I’ve been working full-time on becoming famously reclusive. But instead of first getting famous and THEN being reclusive, I’m doing it the other way around. I’m changing up the game entirely. I’m going to be so reclusive that word just gets out about it. Once my reclusiveness goes viral, I’ll be famously reclusive. Later, if I want to just be regular famous for a while, I can simply cut back on the reclusiveness for a spell. After a while, once people get used to me being non-reclusively famous (despite only knowing about me from that original super-intense period of reclusiveness), I’ll then overnight become a total and complete recluse, do it old-school, live in a hole beneath some leaves. People will lose their minds. I’ll be famously reclusive all over again. Full circle. Then I’ll vanish and go out on top. Maybe pop up once or twice a week to remind people I’m not there. That’s my plan.

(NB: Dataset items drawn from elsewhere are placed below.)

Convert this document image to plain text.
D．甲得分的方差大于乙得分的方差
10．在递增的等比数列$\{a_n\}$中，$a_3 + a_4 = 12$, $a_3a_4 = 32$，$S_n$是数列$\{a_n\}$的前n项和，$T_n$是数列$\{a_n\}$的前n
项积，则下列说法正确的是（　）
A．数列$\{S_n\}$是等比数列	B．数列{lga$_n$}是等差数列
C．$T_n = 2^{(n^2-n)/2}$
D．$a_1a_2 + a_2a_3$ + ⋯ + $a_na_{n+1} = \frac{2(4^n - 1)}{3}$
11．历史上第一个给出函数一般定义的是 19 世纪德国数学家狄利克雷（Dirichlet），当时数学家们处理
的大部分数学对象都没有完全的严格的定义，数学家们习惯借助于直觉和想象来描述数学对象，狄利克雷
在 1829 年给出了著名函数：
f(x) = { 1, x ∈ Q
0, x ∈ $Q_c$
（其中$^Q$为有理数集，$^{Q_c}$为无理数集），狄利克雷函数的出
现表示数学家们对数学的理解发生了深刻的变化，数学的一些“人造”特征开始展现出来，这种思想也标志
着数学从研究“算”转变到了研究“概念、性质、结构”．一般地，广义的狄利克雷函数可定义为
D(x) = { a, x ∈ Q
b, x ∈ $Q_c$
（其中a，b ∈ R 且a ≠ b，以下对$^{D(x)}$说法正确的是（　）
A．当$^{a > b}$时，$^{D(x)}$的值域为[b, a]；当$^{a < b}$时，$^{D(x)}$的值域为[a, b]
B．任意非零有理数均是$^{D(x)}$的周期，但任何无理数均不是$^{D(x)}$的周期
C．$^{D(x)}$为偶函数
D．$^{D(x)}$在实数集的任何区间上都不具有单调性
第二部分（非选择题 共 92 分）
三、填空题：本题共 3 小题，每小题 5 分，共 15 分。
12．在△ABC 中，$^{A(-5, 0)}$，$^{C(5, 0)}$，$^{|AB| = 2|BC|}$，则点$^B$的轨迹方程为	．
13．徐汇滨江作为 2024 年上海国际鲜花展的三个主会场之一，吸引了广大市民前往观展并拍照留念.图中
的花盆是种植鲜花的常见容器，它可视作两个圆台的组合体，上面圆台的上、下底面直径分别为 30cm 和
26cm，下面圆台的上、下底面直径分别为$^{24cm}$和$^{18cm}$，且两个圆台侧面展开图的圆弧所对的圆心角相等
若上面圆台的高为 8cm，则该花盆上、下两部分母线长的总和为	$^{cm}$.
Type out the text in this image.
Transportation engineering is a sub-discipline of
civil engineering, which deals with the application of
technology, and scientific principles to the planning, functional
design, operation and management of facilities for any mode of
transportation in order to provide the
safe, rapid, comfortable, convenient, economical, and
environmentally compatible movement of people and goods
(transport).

What's your favorite "bombing" story?
Doug Stanhope has said something along the lines of, "I can quit comedy but I can never quit comedians." Do you travel in a pack of comedians? What's the craziest thing you've done with other comedians (or seen other comedians doing)?
I respectfully disagree with the late, great Doug Stanhope (RIP). Quitting comedians is the best feeling in the world and I encourage all comedians to give that a try now and then. It’s not comedy you’re wanting to quit, it’s the comedians. Quit comedians ASAP but never quit comedy.
How important is Asheville Comedy Festival to our community?
The Asheville Comedy Festival has become a big event for the Asheville community at large, and a huge event for the Asheville comedy community. That can’t be overstated. It’s Hanukkah, Christmas and Kwanzaa rolled up into one big joint, and eagerly smoked with other comedians from and near and for nearly a week. It’s important to me on a personal level as well, because this year the Asheville Comedy Festival and its sponsors made a generous donation toward the medical bills of Asheville’s own Michele Scheve, who has long played a big role in the local comedy community. Its importance to a smaller community of people who share my last name (or who love someone who does) likewise can’t be overstated.